Makna Idul Adha sangat dalam, baik secara spiritual, sosial, maupun moral. Idul Adha, yang juga dikenal sebagai Hari Raya Kurban, memperingati kisah pengorbanan Nabi Ibrahim (AS) yang bersedia mengorbankan putranya Ismail (AS) sebagai bentuk ketaatan total kepada Allah SWT. Berikut adalah beberapa makna penting Idul Adha:
1. Ketaatan dan Kepasrahan kepada Allah
Idul Adha mengajarkan bahwa ketaatan kepada perintah Allah adalah yang utama, meskipun perintah itu berat. Nabi Ibrahim menunjukkan bahwa cinta kepada Allah harus di atas segalanya.
2. Pengorbanan
Makna kurban tidak terbatas pada menyembelih hewan, tetapi juga kesiapan berkorban dalam bentuk lain—waktu, harta, ego, dan kepentingan pribadi demi kebaikan bersama dan demi menjalankan perintah Allah.

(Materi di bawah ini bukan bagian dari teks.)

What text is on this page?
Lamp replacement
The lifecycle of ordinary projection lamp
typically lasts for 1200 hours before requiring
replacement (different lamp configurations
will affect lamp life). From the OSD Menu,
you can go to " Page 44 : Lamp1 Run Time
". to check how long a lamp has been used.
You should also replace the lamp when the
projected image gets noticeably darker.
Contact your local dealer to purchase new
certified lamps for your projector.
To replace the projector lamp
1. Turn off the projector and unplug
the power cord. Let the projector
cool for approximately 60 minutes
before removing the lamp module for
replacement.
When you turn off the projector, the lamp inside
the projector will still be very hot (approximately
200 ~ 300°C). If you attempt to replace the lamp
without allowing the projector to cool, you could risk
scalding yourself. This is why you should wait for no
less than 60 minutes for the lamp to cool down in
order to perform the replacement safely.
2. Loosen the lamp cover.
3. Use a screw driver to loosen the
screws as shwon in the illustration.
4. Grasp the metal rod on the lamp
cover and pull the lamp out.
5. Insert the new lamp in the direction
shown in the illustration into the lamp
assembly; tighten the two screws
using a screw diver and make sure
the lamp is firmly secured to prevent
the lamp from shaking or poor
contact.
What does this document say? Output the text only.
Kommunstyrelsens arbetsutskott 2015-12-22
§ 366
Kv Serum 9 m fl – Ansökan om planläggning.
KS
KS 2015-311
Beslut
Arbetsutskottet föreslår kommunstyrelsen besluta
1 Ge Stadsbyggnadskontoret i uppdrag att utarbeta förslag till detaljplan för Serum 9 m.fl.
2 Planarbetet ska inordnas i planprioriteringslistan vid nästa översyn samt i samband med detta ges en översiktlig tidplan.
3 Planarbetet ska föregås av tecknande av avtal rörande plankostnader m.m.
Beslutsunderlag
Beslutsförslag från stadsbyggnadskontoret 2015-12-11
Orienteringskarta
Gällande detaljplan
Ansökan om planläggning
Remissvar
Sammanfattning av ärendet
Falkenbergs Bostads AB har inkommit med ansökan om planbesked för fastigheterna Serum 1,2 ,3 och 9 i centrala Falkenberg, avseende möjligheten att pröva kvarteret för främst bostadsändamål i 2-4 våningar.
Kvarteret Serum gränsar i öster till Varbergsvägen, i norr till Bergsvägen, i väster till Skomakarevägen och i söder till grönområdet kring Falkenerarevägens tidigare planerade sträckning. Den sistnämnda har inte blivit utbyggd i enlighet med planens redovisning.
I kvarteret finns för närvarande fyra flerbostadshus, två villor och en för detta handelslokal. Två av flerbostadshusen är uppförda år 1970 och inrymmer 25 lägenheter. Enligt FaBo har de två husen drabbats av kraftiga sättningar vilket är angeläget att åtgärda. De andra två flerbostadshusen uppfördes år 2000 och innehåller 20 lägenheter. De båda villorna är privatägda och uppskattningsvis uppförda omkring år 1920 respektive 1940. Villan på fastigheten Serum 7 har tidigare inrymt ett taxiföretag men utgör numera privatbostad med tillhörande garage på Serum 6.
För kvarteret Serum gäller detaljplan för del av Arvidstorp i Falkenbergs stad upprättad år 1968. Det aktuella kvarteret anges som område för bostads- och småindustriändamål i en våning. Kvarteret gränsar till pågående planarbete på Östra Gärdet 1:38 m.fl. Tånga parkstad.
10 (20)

3. Solidaritas dan Kepedulian Sosial
Daging kurban dibagikan kepada yang membutuhkan. Ini mencerminkan nilai keadilan sosial dan kepedulian terhadap kaum duafa, mempererat tali persaudaraan umat.
4. Mengikuti Teladan Para Nabi
Idul Adha juga mengingatkan kita untuk meneladani sifat-sifat mulia para nabi: keikhlasan, kesabaran, dan tawakal.
5. Persatuan Umat Islam
Idul Adha bukan hanya tentang ritual, tetapi tentang mewujudkan nilai-nilai luhur dalam kehidupan sehari-hari: ikhlas, peduli, dan rela berkorban demi kebaikan yang lebih besar.